As he stood to preach, he noticed that people were spread out on the pews. He would see a person, then a space, then another person, and another space. He wondered why nobody sat next to another person, when he noticed on the pew beside each person was a cowboy hat.


Another time this same preacher was invited to a new church in the city. He was surprised to see that everybody there looked like they had fallen face first into a tackle box, because they had piercings and earrings on every part of the body imaginable. A rock band was playing alternative music on the stage.


As different as these two churches were, they were both growing and reaching people for Christ.


Years ago I was pastor of a small country church in the backwoods of Mississippi. There was another Baptist church just five miles away in the town (population 600). The pastor’s wife at the town church asked me, “Why don’t our two churches merge?” I said, “There are people in my church who would not feel comfortable or fit in at your town church.” She said, “Oh, come on. We’re a small town church. What could be so different?”

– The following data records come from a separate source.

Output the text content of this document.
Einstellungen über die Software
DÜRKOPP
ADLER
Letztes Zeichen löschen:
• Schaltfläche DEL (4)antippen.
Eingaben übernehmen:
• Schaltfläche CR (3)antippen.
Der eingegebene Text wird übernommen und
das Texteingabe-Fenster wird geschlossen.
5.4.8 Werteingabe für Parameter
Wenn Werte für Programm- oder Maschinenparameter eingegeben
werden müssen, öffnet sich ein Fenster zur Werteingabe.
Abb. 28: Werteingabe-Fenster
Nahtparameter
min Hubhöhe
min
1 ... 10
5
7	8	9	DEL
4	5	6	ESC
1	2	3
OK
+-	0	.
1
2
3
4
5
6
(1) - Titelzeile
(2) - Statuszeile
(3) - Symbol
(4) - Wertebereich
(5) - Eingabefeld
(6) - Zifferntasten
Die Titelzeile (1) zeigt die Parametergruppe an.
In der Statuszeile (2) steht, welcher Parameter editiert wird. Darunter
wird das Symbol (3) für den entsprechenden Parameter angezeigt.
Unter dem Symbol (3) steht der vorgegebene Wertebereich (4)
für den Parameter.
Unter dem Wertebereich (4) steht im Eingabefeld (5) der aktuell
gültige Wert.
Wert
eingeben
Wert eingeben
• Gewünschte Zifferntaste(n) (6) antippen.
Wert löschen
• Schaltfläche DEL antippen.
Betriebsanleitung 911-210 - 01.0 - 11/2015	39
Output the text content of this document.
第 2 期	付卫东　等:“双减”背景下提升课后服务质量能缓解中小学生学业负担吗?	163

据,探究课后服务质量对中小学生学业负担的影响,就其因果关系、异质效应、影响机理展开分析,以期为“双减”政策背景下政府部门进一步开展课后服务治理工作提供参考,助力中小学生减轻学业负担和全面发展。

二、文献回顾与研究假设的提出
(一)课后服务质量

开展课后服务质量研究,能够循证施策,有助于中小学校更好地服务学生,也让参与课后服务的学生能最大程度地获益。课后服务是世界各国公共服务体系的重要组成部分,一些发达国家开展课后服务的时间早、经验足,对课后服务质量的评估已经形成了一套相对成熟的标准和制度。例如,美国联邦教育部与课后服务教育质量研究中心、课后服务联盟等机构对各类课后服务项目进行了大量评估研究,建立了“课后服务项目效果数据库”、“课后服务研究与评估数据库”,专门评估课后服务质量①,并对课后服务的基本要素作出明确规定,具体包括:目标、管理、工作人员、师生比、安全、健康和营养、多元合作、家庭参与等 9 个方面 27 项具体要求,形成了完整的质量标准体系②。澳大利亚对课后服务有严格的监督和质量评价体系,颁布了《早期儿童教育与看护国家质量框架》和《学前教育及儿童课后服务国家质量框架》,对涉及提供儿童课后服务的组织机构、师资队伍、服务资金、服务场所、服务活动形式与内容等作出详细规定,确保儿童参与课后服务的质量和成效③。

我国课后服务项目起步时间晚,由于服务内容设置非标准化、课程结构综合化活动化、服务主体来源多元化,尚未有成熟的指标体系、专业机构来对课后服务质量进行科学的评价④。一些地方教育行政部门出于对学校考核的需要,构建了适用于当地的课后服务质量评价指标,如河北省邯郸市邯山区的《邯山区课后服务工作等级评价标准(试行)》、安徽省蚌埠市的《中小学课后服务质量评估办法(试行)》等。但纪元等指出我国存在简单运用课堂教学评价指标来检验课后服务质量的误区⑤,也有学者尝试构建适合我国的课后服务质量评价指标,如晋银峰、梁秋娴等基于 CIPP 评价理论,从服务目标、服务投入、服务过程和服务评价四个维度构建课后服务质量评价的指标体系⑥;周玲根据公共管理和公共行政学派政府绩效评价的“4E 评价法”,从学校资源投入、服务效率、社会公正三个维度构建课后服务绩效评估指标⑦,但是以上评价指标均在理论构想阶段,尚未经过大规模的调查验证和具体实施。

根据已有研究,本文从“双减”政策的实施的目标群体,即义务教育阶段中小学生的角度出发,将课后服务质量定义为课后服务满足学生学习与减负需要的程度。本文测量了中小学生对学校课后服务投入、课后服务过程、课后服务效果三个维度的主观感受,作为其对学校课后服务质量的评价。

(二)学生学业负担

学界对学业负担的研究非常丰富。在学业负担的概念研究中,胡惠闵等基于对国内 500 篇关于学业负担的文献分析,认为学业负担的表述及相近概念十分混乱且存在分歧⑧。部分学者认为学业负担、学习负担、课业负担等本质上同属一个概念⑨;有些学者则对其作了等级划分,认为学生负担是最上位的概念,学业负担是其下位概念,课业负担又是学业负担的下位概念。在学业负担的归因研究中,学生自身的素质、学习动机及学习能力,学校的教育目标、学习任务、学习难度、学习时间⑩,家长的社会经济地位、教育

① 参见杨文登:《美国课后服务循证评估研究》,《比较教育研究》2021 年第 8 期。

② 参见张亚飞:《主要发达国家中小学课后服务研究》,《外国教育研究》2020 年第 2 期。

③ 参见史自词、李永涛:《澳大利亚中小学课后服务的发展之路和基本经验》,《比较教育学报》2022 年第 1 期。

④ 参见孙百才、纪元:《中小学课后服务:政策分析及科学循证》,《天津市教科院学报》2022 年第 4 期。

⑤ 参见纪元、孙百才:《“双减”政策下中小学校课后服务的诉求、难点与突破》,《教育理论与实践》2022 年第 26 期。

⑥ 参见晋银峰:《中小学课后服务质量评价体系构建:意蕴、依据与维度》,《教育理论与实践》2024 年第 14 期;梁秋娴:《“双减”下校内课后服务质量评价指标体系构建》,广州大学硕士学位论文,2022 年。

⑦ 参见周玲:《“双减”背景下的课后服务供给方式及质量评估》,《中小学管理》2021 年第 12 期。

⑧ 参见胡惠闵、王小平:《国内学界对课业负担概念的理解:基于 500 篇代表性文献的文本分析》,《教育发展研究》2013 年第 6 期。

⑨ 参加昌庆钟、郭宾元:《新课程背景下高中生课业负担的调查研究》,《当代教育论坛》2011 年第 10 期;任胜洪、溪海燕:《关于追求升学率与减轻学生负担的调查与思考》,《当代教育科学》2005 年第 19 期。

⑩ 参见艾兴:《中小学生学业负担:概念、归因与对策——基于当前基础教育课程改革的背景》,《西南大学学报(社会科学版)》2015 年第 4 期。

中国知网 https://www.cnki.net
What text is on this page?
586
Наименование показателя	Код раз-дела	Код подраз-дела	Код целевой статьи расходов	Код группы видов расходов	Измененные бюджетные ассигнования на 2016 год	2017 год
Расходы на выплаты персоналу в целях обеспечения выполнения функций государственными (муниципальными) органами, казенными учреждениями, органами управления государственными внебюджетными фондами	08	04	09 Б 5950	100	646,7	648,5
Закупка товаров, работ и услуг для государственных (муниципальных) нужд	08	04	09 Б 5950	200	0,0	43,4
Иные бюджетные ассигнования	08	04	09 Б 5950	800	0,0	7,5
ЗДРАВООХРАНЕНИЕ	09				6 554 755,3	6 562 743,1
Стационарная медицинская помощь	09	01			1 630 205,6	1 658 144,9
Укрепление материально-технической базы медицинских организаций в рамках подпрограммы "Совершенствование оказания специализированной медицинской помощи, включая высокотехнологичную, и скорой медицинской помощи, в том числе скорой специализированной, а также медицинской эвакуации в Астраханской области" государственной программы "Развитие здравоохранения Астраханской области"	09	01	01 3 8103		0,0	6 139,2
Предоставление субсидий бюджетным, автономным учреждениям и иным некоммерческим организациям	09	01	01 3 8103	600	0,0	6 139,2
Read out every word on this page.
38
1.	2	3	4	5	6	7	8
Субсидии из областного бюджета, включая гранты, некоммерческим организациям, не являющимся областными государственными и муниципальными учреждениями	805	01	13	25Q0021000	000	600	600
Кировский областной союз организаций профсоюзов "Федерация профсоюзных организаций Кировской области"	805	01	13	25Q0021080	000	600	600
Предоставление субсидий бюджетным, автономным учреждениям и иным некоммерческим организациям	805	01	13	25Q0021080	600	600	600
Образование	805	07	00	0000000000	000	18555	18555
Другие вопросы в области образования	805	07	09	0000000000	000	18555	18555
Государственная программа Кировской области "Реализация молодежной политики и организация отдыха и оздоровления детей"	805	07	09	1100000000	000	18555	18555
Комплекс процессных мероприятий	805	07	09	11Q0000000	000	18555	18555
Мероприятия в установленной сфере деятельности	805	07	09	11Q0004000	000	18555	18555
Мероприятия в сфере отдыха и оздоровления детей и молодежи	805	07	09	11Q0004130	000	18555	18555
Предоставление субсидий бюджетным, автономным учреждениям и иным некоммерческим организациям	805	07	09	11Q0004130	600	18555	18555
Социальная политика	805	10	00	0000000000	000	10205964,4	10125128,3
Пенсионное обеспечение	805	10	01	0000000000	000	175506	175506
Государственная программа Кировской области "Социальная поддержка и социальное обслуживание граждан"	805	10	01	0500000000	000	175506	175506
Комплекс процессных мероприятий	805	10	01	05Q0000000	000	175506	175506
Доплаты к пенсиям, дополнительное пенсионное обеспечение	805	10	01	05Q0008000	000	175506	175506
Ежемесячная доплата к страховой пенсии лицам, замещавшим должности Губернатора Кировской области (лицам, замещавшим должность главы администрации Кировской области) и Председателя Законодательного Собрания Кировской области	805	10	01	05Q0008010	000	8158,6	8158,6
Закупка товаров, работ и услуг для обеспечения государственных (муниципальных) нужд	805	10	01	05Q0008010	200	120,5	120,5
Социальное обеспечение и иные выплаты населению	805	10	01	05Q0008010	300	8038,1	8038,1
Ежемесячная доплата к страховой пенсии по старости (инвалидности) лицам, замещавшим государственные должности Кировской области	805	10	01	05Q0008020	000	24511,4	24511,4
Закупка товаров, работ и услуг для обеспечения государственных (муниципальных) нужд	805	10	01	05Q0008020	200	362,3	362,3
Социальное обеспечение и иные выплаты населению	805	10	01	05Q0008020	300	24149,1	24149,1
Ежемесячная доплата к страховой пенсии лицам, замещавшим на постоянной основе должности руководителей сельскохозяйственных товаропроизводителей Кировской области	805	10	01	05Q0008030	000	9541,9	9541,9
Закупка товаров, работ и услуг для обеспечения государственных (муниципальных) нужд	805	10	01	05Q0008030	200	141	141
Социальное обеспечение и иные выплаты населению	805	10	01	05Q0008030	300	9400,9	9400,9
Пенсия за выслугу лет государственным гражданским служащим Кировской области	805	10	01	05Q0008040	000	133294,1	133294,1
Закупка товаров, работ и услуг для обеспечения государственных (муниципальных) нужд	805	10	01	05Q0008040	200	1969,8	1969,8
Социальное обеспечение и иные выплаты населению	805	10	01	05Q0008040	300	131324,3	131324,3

I said, “Well, I got one really big woman in my church who, when she gets to feeling an itch, she pulls her dress halfway up and she scratches herself.”


The eyes of this pastor’s wife got really big and she said, “I see what you mean.”


I forgot to tell her about another woman in my church who saw a roach running across the wood floor, so she stomped on it with her bare foot, laughed and shouted, “Aha! I got him!”


Yep, the culture was definitely different where I was pastor.


Jesus upset the religious establishment because He crossed cultural barriers. He loved to eat with tax collectors and Gentiles and other strange people. Jesus walked into the land of Samaria, full of half-breed Jews who worshiped in weird ways and talked different and smelled different.


Jesus walked right up to a Samaritan woman at a well and started talking her language. He accepted her culture, but he let her know her sinful lifestyle had to change. Soon she had the whole town following Jesus (see John 4).


So what cultural barrier is keeping somebody in your community from hearing the gospel? If you tear down the cultural barriers to share Christ in your neighborhood, you may hear the angels shouting, “Yeehah!”